If I could get my grandmother to post something on Facebook Marketplace or she showed me how to take out a newspaper ad we would be trading paradigms. This would be greatly beneficial to all of us to know more ways of doing something. There is an old adage that goes “there is more than one way to skin a cat”.

From my experience is that when someone has become familiar with a way of doing something that works they stick with that and do not seek out new methods other than in the prudential tip-toe fashion.

This toe-in-the-water prudential tip-toe is my opportunity to provide value when delivering a new paradigm by providing an easy pre-digested guide of how to interact with a particular technology such that it can benefit them most. This is how I provide value.

To prevent from having to deal with all of the forks in the road or to save time if we just want to achieve our goal we can enlist a guide and ask for help.

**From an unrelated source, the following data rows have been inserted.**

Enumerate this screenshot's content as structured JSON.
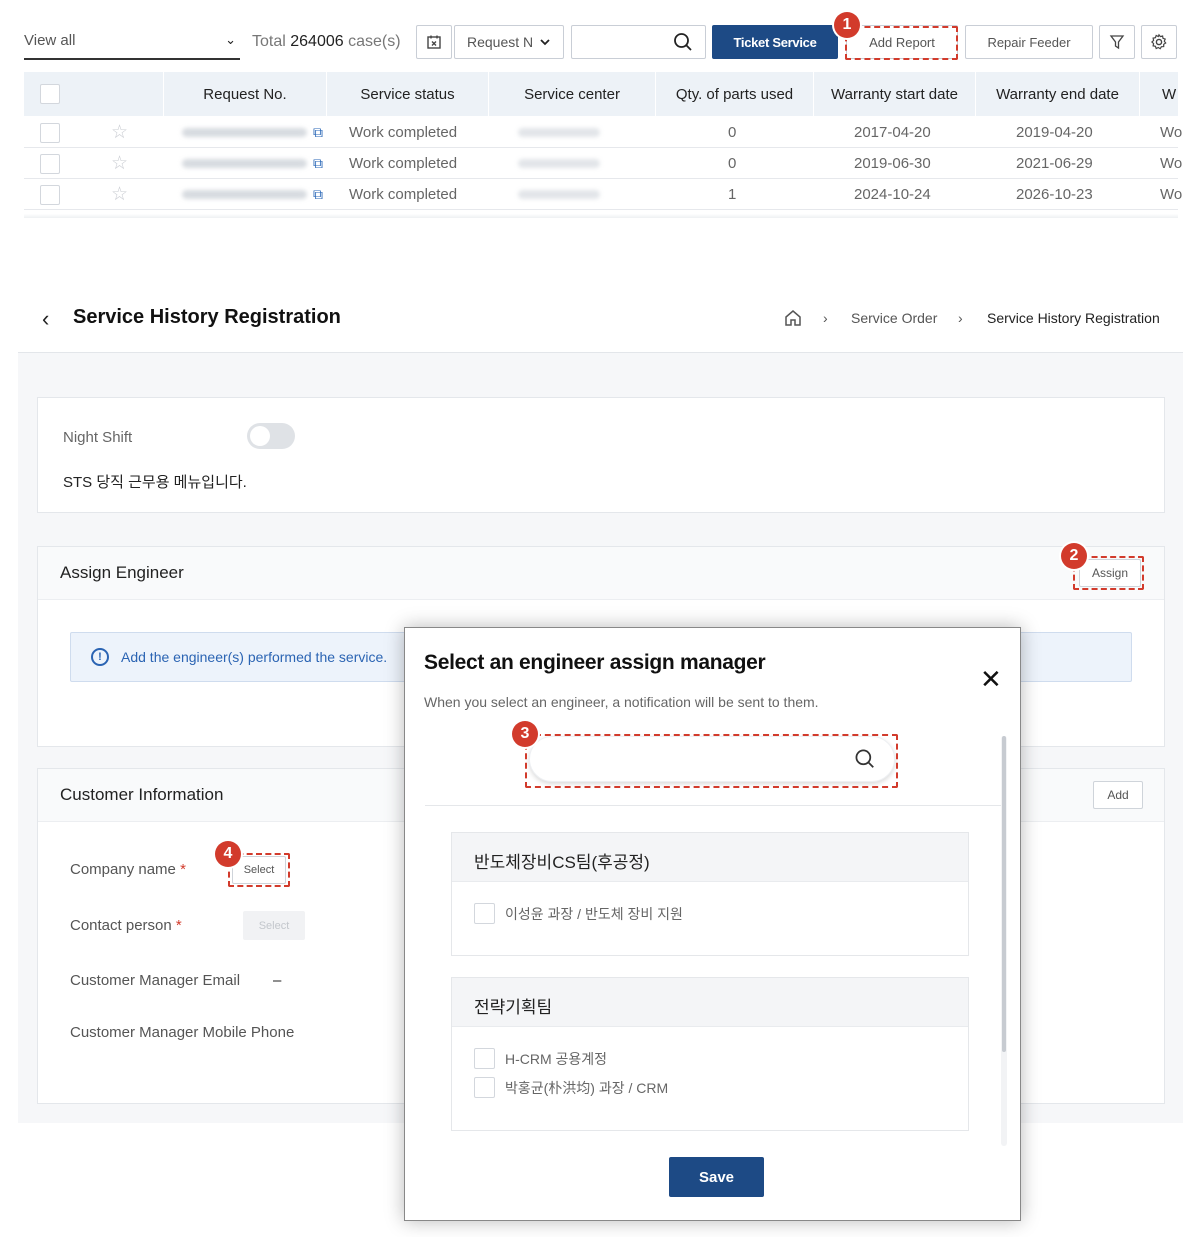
{
  "list": {
    "view_select": "View all",
    "total_prefix": "Total",
    "total_count": "264006",
    "total_suffix": "case(s)",
    "search_field_select": "Request N",
    "ticket_service": "Ticket Service",
    "add_report": "Add Report",
    "repair_feeder": "Repair Feeder",
    "columns": [
      "Request No.",
      "Service status",
      "Service center",
      "Qty. of parts used",
      "Warranty start date",
      "Warranty end date",
      "W"
    ],
    "rows": [
      {
        "status": "Work completed",
        "qty": "0",
        "start": "2017-04-20",
        "end": "2019-04-20",
        "w": "Wo"
      },
      {
        "status": "Work completed",
        "qty": "0",
        "start": "2019-06-30",
        "end": "2021-06-29",
        "w": "Wo"
      },
      {
        "status": "Work completed",
        "qty": "1",
        "start": "2024-10-24",
        "end": "2026-10-23",
        "w": "Wo"
      }
    ]
  },
  "registration": {
    "title": "Service History Registration",
    "breadcrumb": [
      "Service Order",
      "Service History Registration"
    ],
    "night_shift_label": "Night Shift",
    "night_shift_note": "STS 당직 근무용 메뉴입니다.",
    "assign_engineer_title": "Assign Engineer",
    "assign_button": "Assign",
    "info_text": "Add the engineer(s) performed the service.",
    "customer_info_title": "Customer Information",
    "add_button": "Add",
    "company_name_label": "Company name",
    "contact_person_label": "Contact person",
    "select_button": "Select",
    "customer_email_label": "Customer Manager Email",
    "customer_email_value": "–",
    "customer_phone_label": "Customer Manager Mobile Phone",
    "required_mark": "*"
  },
  "modal": {
    "title": "Select an engineer assign manager",
    "subtitle": "When you select an engineer, a notification will be sent to them.",
    "groups": [
      {
        "name": "반도체장비CS팀(후공정)",
        "members": [
          "이성윤 과장 / 반도체 장비 지원"
        ]
      },
      {
        "name": "전략기획팀",
        "members": [
          "H-CRM 공용계정",
          "박홍균(朴洪均) 과장 / CRM"
        ]
      }
    ],
    "save": "Save"
  },
  "annotations": [
    "1",
    "2",
    "3",
    "4"
  ],
  "colors": {
    "primary": "#1d4a85",
    "annotation": "#d23b2c",
    "info": "#2b64b3"
  }
}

As a social species asking for help is how we leverage our differences in a community to benefit ourselves. In essence, it’s how we function. Do you have a medical issue? You see a doctor. You need groceries, you visit your grocer. Need education, you go to school to get trained by a teacher.

We want this guide to be the person who knows what to look out for and what to treasure. Someone who’s been down this path before. Someone who knows what they’re doing. We sometimes might call this person an expert. I would prefer to say guide as I feel that the term “expert” places our need for help too high on a pedestal and we may lionize the guide into thinking that they need to know more than they do to provide us with value that we’re actually looking for. This is exemplified by clickbait titles like “top 10 tips to …” vs “2 years of technical college”. We would rather have just the tidbit-style highlight reel than getting certified training more often than not.

What I hope to achieve is to be the guide providing those top 10 tips and tricks and to use the opportunity for a person’s technological exploration whether they are prudent or all-in interested such that they can reap the benefits of the struggle, pain, and testing that I’ve gone through such that they don’t need to. I provide this value by taking information and aggregating, concatenating, filtering, encapsulating and testing concepts in practice to determine the viability and then share my experience. This is how I provide value to others in the community. My hope is that providing this value with a fair exchange of value that it can bring them joy, ease their frustration, and in turn provide joy for myself.